Что же это? Что же это? Значит, я никогда не увижу папу. Никогда! Ни на одну минуточку! Он не узнает, как я вырос, не узнает, что я теперь второй ученик. Никогда не будем жить вместе, ни здесь, ни в Новом Орлеане. Я хотел показать ему "Ривермутскую утку" с моими стихами...
Во рту, в носу, в горле стало горько. Слезы вырвались и покатились по лицу.
Хоть бы один раз, один еще разочек увидеть папу!
– --------
Через неделю приехала мама.
Мама была в черном платье, бледная и худая.
Она много рассказывала про Новый Орлеан.
В нашем домике поселилось семейство Джерли.
Там, где у нас был кабинет, у них столовая, в спальне - детская.
Беседку в саду снесли совсем. Ее не стоило чинить: она почти развалилась.
Питер, который приходил к нам пересаживать цветы, умер.
Джек и Боб уехали из Нового Орлеана. Мама про них ничего не знала.
В Новом Орлеане пусто и страшно. Много людей разъехалось. Их дома стоят заколоченные.
В театре не дают представлений.
Обо всем мама рассказывала, только о папе говорила мало.
Мне показалось, что я сразу вырос на несколько лет, - столько забот привезла с собой мама. Плакать при маме было нельзя: она сразу начинала плпкать тоже. Я даже иногда рассказывал ей что-нибудь смешное.

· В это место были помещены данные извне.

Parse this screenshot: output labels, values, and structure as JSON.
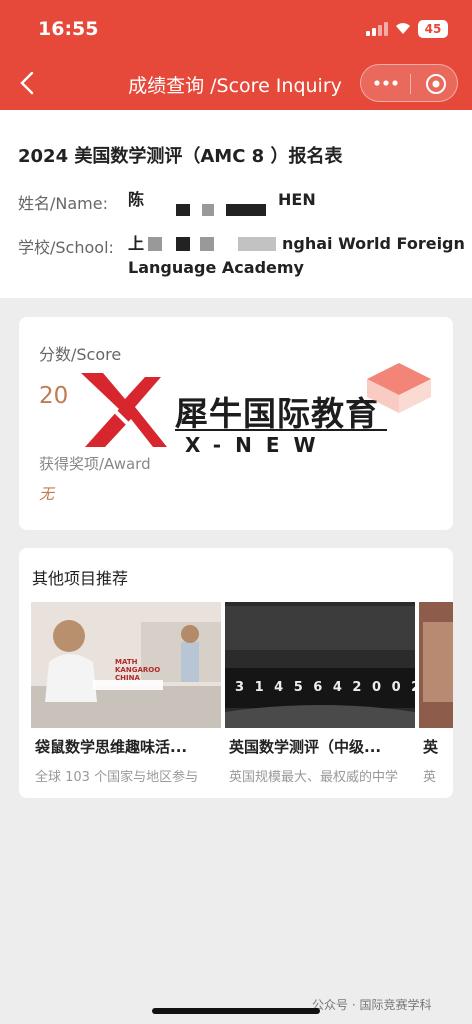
{
  "status": {
    "time": "16:55",
    "battery": "45"
  },
  "nav": {
    "title": "成绩查询 /Score Inquiry"
  },
  "form": {
    "title": "2024 美国数学测评（AMC 8 ）报名表",
    "name_label": "姓名/Name:",
    "name_value_start": "陈",
    "name_value_end": "HEN",
    "school_label": "学校/School:",
    "school_value_start": "上",
    "school_value_line1_end": "nghai World Foreign",
    "school_value_line2": "Language Academy"
  },
  "score": {
    "label": "分数/Score",
    "value": "20",
    "award_label": "获得奖项/Award",
    "award_value": "无"
  },
  "watermark": {
    "cn": "犀牛国际教育",
    "en": "X-NEW"
  },
  "other": {
    "title": "其他项目推荐",
    "items": [
      {
        "title": "袋鼠数学思维趣味活...",
        "desc": "全球 103 个国家与地区参与",
        "badge": "MATH KANGAROO CHINA"
      },
      {
        "title": "英国数学测评（中级...",
        "desc": "英国规模最大、最权威的中学",
        "counter": "3 1 4 5 6 4 2 0 0 2"
      },
      {
        "title": "英",
        "desc": "英"
      }
    ]
  },
  "footer": {
    "text": "公众号 · 国际竞赛学科"
  },
  "colors": {
    "header": "#e6483a",
    "score": "#c27a52"
  }
}
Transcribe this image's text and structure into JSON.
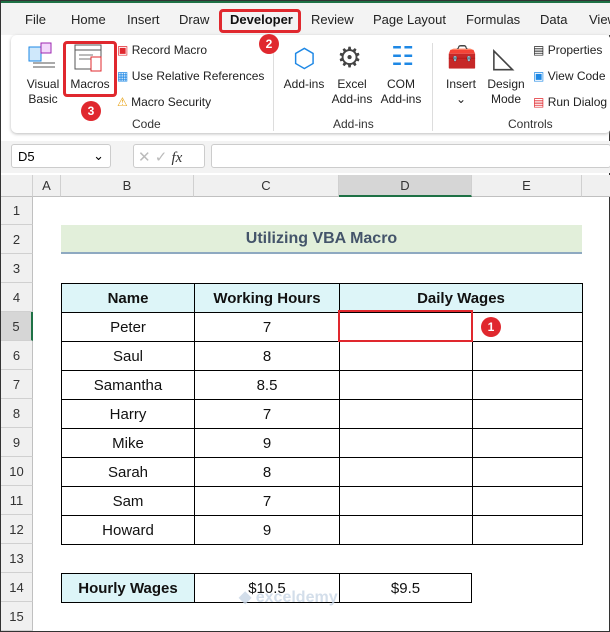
{
  "tabs": [
    "File",
    "Home",
    "Insert",
    "Draw",
    "Developer",
    "Review",
    "Page Layout",
    "Formulas",
    "Data",
    "View"
  ],
  "ribbon": {
    "visual_basic": "Visual Basic",
    "macros": "Macros",
    "record_macro": "Record Macro",
    "use_relative": "Use Relative References",
    "macro_security": "Macro Security",
    "code_group": "Code",
    "addins": "Add-ins",
    "excel_addins": "Excel Add-ins",
    "com_addins": "COM Add-ins",
    "addins_group": "Add-ins",
    "insert": "Insert",
    "design_mode": "Design Mode",
    "properties": "Properties",
    "view_code": "View Code",
    "run_dialog": "Run Dialog",
    "controls_group": "Controls"
  },
  "badges": [
    "1",
    "2",
    "3"
  ],
  "formula_bar": {
    "name_box": "D5",
    "fx": "fx",
    "formula": ""
  },
  "columns": [
    "A",
    "B",
    "C",
    "D",
    "E"
  ],
  "rows": [
    "1",
    "2",
    "3",
    "4",
    "5",
    "6",
    "7",
    "8",
    "9",
    "10",
    "11",
    "12",
    "13",
    "14",
    "15"
  ],
  "sheet": {
    "title": "Utilizing  VBA Macro",
    "headers": [
      "Name",
      "Working Hours",
      "Daily Wages"
    ],
    "data": [
      [
        "Peter",
        "7"
      ],
      [
        "Saul",
        "8"
      ],
      [
        "Samantha",
        "8.5"
      ],
      [
        "Harry",
        "7"
      ],
      [
        "Mike",
        "9"
      ],
      [
        "Sarah",
        "8"
      ],
      [
        "Sam",
        "7"
      ],
      [
        "Howard",
        "9"
      ]
    ],
    "hourly_label": "Hourly Wages",
    "hourly_1": "$10.5",
    "hourly_2": "$9.5"
  },
  "watermark": "exceldemy EXCEL · DATA · BI",
  "colors": {
    "accent": "#e0282e",
    "header_fill": "#ddf5f8",
    "title_fill": "#e2efda"
  }
}
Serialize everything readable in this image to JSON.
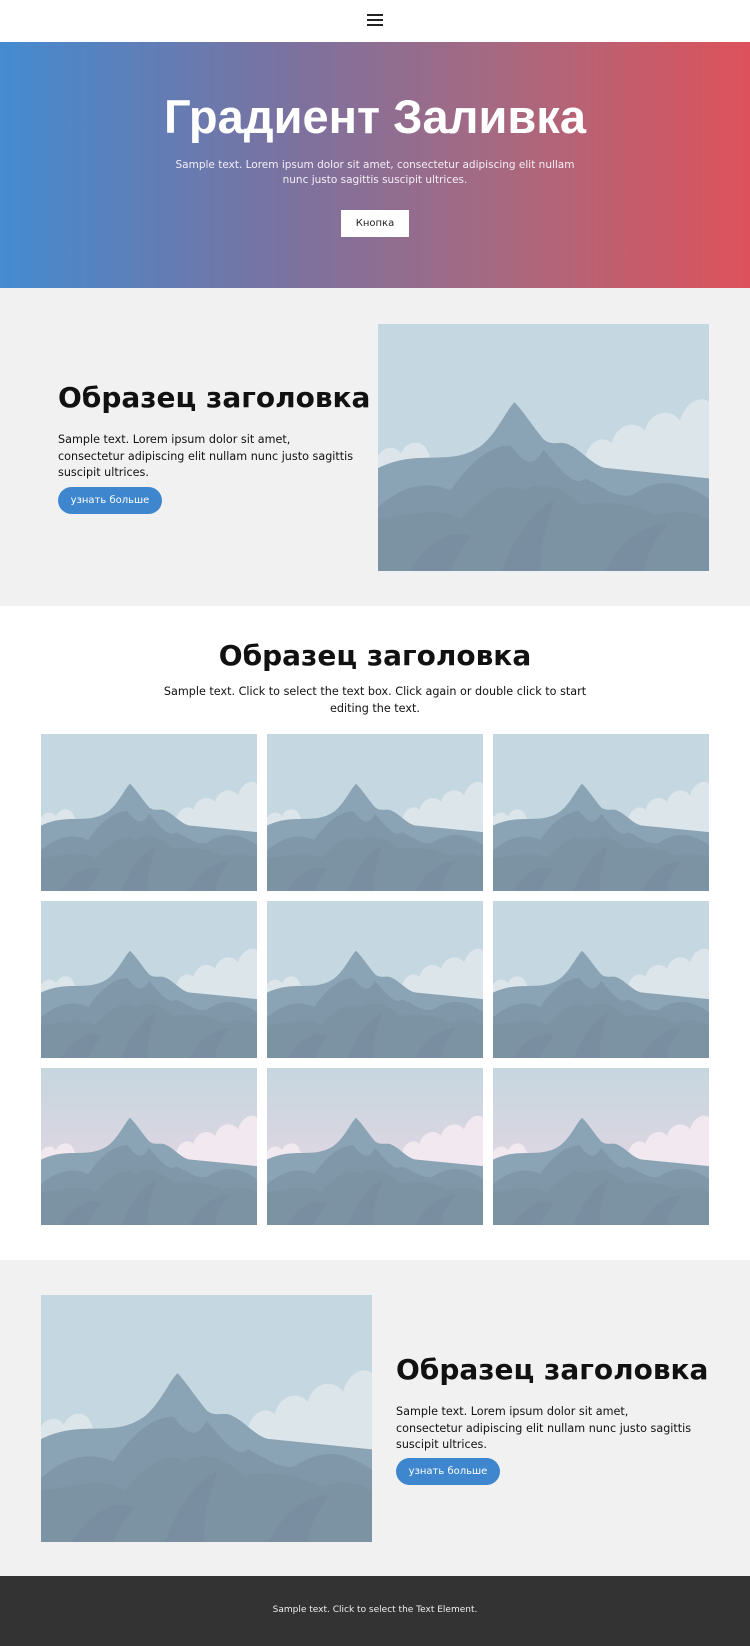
{
  "header": {
    "menu_icon": "hamburger-menu-icon"
  },
  "hero": {
    "title": "Градиент Заливка",
    "text": "Sample text. Lorem ipsum dolor sit amet, consectetur adipiscing elit nullam nunc justo sagittis suscipit ultrices.",
    "button_label": "Кнопка",
    "gradient_colors": [
      "#448bd0",
      "#dd525a"
    ]
  },
  "feature_left": {
    "title": "Образец заголовка",
    "text": "Sample text. Lorem ipsum dolor sit amet, consectetur adipiscing elit nullam nunc justo sagittis suscipit ultrices.",
    "button_label": "узнать больше",
    "image": "mountain-landscape-image"
  },
  "gallery_section": {
    "title": "Образец заголовка",
    "text": "Sample text. Click to select the text box. Click again or double click to start editing the text.",
    "tiles": [
      {
        "image": "mountain-landscape-image",
        "variant": "day"
      },
      {
        "image": "mountain-landscape-image",
        "variant": "day"
      },
      {
        "image": "mountain-landscape-image",
        "variant": "day"
      },
      {
        "image": "mountain-landscape-image",
        "variant": "day"
      },
      {
        "image": "mountain-landscape-image",
        "variant": "day"
      },
      {
        "image": "mountain-landscape-image",
        "variant": "day"
      },
      {
        "image": "mountain-landscape-image",
        "variant": "dusk"
      },
      {
        "image": "mountain-landscape-image",
        "variant": "dusk"
      },
      {
        "image": "mountain-landscape-image",
        "variant": "dusk"
      }
    ]
  },
  "feature_right": {
    "title": "Образец заголовка",
    "text": "Sample text. Lorem ipsum dolor sit amet, consectetur adipiscing elit nullam nunc justo sagittis suscipit ultrices.",
    "button_label": "узнать больше",
    "image": "mountain-landscape-image"
  },
  "footer": {
    "text": "Sample text. Click to select the Text Element."
  },
  "colors": {
    "accent_button": "#3e87cf",
    "section_gray": "#f1f1f1",
    "footer_bg": "#333333"
  }
}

Дедушка ходил озабоченный. Папа не оставил нам наследства. Фирма, в которой он служил, обещала выплачивать маме маленькую пенсию, но об этом нужно было еще много хлопотать. Я сам носил в почтовую контору толстые конверты с прошениями и бумагами.
Как-то раз, приняв мой пакет, почтовый чиновник сказал мне:
– Для миссис Белли есть письмо из Нью-Йорка, - и подал мне большой синий конверт.

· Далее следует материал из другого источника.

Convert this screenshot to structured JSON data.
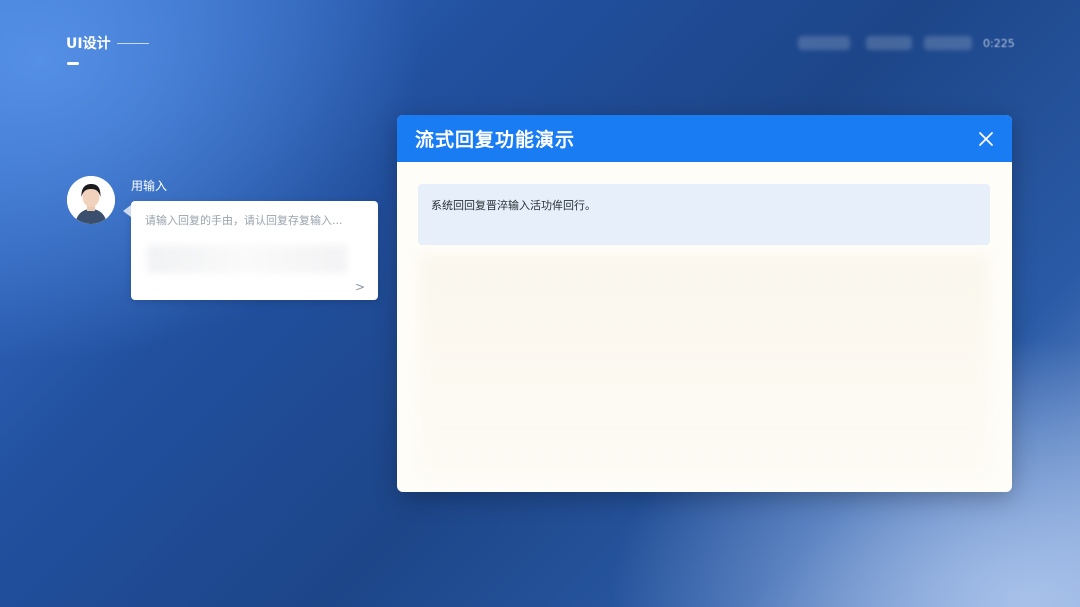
{
  "brand": {
    "title": "UI设计"
  },
  "top_bar": {
    "time": "0:225"
  },
  "user": {
    "label": "用输入"
  },
  "chat_input": {
    "placeholder": "请输入回复的手由，请认回复存复输入...",
    "send_symbol": ">"
  },
  "dialog": {
    "title": "流式回复功能演示",
    "close_symbol": "×",
    "response_text": "系统回回复晋淬输入活功侔回行。"
  },
  "colors": {
    "accent": "#1a7cf3",
    "response_bg": "#e6effa",
    "background_dark": "#1d4689"
  }
}
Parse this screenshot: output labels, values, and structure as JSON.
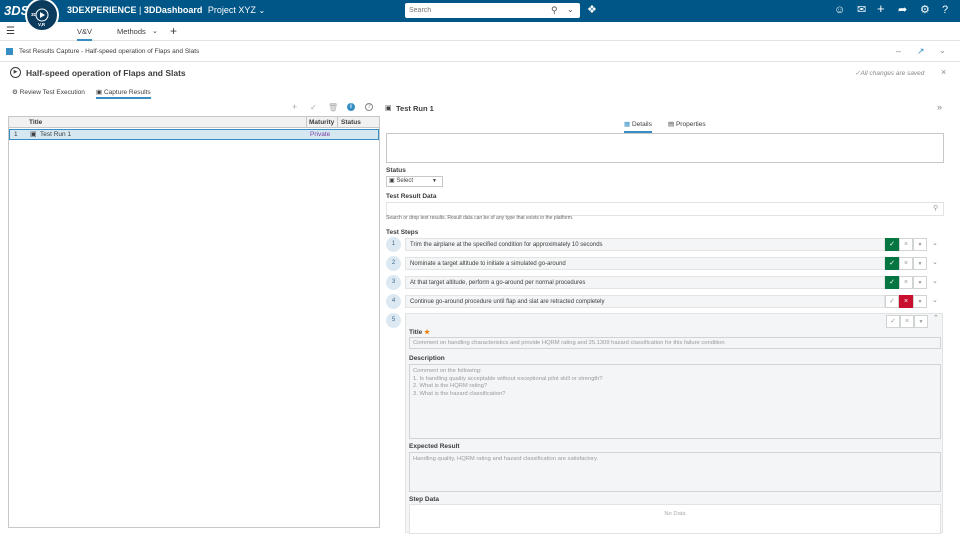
{
  "topbar": {
    "brand": "3DEXPERIENCE",
    "separator": " | ",
    "app": "3DDashboard",
    "project": "Project XYZ",
    "search_placeholder": "Search",
    "compass": {
      "north": "",
      "west": "3D",
      "east": "",
      "south": "V,R"
    }
  },
  "tabs": {
    "vv": "V&V",
    "methods": "Methods"
  },
  "breadcrumb": "Test Results Capture - Half-speed operation of Flaps and Slats",
  "page_title": "Half-speed operation of Flaps and Slats",
  "saved_status": "All changes are saved",
  "subtabs": {
    "review": "Review Test Execution",
    "capture": "Capture Results"
  },
  "grid": {
    "columns": [
      "Title",
      "Maturity",
      "Status"
    ],
    "rows": [
      {
        "index": "1",
        "title": "Test Run 1",
        "maturity": "Private",
        "status": ""
      }
    ]
  },
  "panel": {
    "title": "Test Run 1",
    "tab_details": "Details",
    "tab_properties": "Properties",
    "status_label": "Status",
    "status_value": "Select",
    "result_data_label": "Test Result Data",
    "result_hint": "Search or drop test results. Result data can be of any type that exists in the platform.",
    "steps_label": "Test Steps"
  },
  "steps": [
    {
      "num": "1",
      "text": "Trim the airplane at the specified condition for approximately 10 seconds",
      "result": "pass"
    },
    {
      "num": "2",
      "text": "Nominate a target altitude to initiate a simulated go-around",
      "result": "pass"
    },
    {
      "num": "3",
      "text": "At that target altitude, perform a go-around per normal procedures",
      "result": "pass"
    },
    {
      "num": "4",
      "text": "Continue go-around procedure until flap and slat are retracted completely",
      "result": "fail"
    },
    {
      "num": "5",
      "text": "",
      "result": "none"
    }
  ],
  "step5": {
    "title_label": "Title",
    "title_value": "Comment on handling characteristics and provide HQRM rating and 25.1309 hazard classification for this failure condition",
    "description_label": "Description",
    "description_lines": [
      "Comment on the following:",
      "1.     Is handling quality acceptable without exceptional pilot skill or strength?",
      "2.     What is the HQRM rating?",
      "3.     What is the hazard classification?"
    ],
    "expected_label": "Expected Result",
    "expected_value": "Handling quality, HQRM rating and hazard classification are satisfactory.",
    "step_data_label": "Step Data",
    "no_data": "No Data"
  },
  "colors": {
    "topbar": "#005686",
    "accent": "#368ec4",
    "pass": "#057642",
    "fail": "#c8102e",
    "private": "#7b3fa0"
  }
}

Письмо было от папиного двоюродного брата, дяди Сноу.
У дяди Сноу в Нью-Йорке была большая лавка. Дядя называл себя "настоящим американским дельцом",
не интересрвался ничем, кроме биржевых бюллетеней, и не очень дружил с папой.Вечером, после чая, мама прочитала письмо вслух.
Дядя Сноу писал:
Любезная кузина Люси!
Из Вашего письма я с прискорбием узнал о постигшей Вас утрате.
Моя супруга и дочь выражают Вам свое соболезнование.

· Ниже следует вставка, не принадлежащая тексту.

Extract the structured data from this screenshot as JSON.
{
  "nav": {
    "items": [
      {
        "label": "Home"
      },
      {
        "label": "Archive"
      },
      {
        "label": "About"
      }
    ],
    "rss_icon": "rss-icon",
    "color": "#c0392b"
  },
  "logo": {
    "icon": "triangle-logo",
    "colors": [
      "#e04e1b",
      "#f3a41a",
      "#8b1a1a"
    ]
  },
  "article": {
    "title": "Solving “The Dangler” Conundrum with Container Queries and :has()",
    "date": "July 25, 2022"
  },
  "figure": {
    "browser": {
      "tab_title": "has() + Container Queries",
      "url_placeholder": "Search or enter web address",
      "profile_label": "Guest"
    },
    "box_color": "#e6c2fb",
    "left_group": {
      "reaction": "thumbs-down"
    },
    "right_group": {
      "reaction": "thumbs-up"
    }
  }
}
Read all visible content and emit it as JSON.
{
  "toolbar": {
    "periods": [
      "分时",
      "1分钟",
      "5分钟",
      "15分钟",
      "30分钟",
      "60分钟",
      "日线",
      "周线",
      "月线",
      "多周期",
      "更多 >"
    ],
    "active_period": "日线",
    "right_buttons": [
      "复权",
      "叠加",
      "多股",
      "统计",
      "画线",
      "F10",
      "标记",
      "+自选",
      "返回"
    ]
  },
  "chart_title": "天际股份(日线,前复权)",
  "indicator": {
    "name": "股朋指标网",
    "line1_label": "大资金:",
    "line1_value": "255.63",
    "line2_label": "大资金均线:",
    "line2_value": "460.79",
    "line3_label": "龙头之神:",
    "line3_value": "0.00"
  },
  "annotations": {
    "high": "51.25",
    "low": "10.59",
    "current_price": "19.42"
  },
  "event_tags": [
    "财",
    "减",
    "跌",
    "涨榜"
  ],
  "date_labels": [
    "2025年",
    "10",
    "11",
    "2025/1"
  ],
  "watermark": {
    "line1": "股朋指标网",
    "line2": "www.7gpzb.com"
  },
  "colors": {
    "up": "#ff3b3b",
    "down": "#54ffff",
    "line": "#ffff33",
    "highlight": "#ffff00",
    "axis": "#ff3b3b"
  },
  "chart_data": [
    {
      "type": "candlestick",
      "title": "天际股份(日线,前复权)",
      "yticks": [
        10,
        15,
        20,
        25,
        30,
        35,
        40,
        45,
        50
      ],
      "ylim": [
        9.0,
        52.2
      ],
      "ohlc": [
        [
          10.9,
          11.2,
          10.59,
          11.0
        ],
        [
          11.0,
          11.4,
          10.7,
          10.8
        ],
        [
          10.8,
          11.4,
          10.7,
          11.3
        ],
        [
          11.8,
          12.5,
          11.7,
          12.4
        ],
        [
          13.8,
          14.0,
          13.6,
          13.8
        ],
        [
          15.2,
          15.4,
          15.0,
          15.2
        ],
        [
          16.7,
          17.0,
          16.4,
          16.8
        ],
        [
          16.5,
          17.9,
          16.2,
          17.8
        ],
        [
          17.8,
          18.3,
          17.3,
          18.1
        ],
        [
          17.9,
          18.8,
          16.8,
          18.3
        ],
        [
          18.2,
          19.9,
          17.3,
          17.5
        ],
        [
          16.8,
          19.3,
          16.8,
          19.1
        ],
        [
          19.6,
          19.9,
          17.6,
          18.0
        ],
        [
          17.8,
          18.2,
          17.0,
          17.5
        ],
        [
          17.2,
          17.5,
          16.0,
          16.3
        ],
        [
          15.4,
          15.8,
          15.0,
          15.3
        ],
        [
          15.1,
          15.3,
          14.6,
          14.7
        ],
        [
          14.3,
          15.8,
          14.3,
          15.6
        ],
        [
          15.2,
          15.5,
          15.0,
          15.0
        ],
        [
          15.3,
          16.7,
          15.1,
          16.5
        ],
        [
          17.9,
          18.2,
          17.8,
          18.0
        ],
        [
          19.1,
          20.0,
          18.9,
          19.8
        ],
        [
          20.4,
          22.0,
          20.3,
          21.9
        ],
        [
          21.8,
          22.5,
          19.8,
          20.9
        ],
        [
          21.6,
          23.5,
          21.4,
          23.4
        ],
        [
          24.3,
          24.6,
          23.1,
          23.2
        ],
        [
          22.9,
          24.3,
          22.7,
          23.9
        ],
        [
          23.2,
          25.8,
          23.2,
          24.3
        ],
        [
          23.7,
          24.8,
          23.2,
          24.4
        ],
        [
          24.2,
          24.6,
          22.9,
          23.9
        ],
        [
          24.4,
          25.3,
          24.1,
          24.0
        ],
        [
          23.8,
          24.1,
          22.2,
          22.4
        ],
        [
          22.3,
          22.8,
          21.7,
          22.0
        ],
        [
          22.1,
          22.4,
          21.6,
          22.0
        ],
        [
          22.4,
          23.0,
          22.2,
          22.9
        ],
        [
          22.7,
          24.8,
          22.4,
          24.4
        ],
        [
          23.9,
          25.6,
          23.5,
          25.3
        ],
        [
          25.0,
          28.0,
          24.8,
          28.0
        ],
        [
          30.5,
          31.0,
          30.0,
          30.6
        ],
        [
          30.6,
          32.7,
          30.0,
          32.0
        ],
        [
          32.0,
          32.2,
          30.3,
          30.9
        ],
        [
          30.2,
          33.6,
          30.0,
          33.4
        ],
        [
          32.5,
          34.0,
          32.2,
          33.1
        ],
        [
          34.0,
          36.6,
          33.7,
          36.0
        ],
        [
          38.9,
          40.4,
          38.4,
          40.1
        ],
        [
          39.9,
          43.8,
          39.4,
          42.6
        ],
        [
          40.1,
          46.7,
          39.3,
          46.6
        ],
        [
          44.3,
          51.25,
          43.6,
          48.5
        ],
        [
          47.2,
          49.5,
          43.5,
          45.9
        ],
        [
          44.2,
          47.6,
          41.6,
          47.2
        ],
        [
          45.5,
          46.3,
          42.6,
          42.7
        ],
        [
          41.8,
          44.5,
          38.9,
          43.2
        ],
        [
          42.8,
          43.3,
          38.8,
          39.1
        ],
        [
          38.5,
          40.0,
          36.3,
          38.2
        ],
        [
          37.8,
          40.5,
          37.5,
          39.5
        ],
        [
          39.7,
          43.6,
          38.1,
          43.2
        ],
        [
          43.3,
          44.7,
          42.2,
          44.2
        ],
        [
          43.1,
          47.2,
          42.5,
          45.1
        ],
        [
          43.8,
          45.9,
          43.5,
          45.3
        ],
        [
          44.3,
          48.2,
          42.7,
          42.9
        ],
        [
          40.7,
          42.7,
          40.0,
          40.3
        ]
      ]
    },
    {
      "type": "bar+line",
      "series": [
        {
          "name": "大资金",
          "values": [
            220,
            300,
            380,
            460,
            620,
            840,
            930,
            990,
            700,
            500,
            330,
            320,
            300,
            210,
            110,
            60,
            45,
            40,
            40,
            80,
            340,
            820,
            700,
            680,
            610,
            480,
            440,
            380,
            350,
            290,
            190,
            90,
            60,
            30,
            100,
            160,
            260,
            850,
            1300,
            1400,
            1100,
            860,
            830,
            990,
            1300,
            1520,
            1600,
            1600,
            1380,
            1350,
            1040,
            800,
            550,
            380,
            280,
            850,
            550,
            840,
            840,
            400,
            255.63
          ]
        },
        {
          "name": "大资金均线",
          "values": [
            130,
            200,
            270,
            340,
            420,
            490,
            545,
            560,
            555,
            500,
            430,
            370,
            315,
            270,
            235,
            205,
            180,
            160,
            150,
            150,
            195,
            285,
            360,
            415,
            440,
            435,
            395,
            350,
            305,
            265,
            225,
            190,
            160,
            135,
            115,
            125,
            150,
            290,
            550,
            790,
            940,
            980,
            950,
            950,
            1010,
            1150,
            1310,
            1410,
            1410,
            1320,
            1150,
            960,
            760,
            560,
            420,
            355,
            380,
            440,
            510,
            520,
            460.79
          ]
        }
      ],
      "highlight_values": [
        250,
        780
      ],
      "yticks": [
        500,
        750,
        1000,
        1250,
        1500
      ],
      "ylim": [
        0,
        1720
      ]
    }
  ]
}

Вы спрашиваете у меня совета, дорогая Люси. Я основательно обсудил Ваше положение, и вот что я могу предложить Вам.
Наш бедный Фред, к сожалению, не обеспечил Вас: пенсия, - если фирма Гроулер и К выдаст Вам ее, - далеко не достаточна.
Вашему сыну Томасу четырнадцатый год. Я могу принять его в свою торговлю и найти для него работу по силам.
Он сразу же начнет зарабатывать деньги (пока, конечно, немного) и приучится к труду, который даст ему со временем кусок хлеба.
Но я очень прошу Вас, дорогая кузина, поторопитесь с приездом. Я слышал, что Томас пишет стихи, а я придерживаюсь старой истины: из поэта не выйдет делец.
Надеюсь, что сын Ваш приступит к своим новым обязанностям не позже будущей недели.
Свидетельствую свое почтение уважаемому капитану Нёттеру и его сестрице.
Остаюсь готовый к услугам Роберт Сноу.
– Не нравится мне это письмо, Люси, - сказал дедушка.
– Фред хотел для мальчика совсем другого. Тому надо поступать в университет.
– Вы забываете, папа, - ни у вас, ни у меня нет для этого денег.
– Деньги будут. Мы сдадим половину дома. Можно продать Рыжего. Мы с Эбигэйль старики. Нам немного нужно.
– Нет, дедушка. Не надо продавать Рыжего. Я еду в Нью-Йорк, - сказал я решительно.
– Что ты, Том, - уговаривал дедушка. Ты не знаешь, что такое служба в лавке. С утра до вечера - покупатели, счетные книги, реестры, накладные. Учение придется забросить навсегда.
– Я не заброшу учение. Я буду заниматься по вечерам. Я даже стихи буду писать, только не стану говорить дяде Сноу. Не уговаривайте меня, дедушка, я все равно поеду в Нью-Йорк.
– Я думаю, он прав, - грустно сказала мама.
– --------
Через три дня мы с мамой, в дорожных пальто, с сумками через плечо, стояли на вокзале.
Дедушка, тетушка, Китти и матрос Бен провожали нас.
– Дорогая Люси, - говорила тетушка, вытирая глаза кончиком носового платка.
– Не садитесь к окну: вас непременно продует. Том, застегни воротник. Как жаль, что мы уложили вязаный шарф.
– Мастер Том, - шептала мне Китти, - пирожки в плетеной корзиночке. Длинненькие - с капустой, а другие - с вареньем. Варенье ваше любимое - абрикосовое.
Китти была в праздничной шляпке с анютиными глазками, но шляпка съехала набок, волосы растрепались, Китти все время громко всхлипывала и терла лицо ладонью.
– Ты, старуха, устроила форменный потоп, - шутил Бен.
– Мастеру Тому придется вплавь добираться до вагона. Эх, мастер Том, мастер Том, а я-то начал вырезывать вам такой славный фрегат.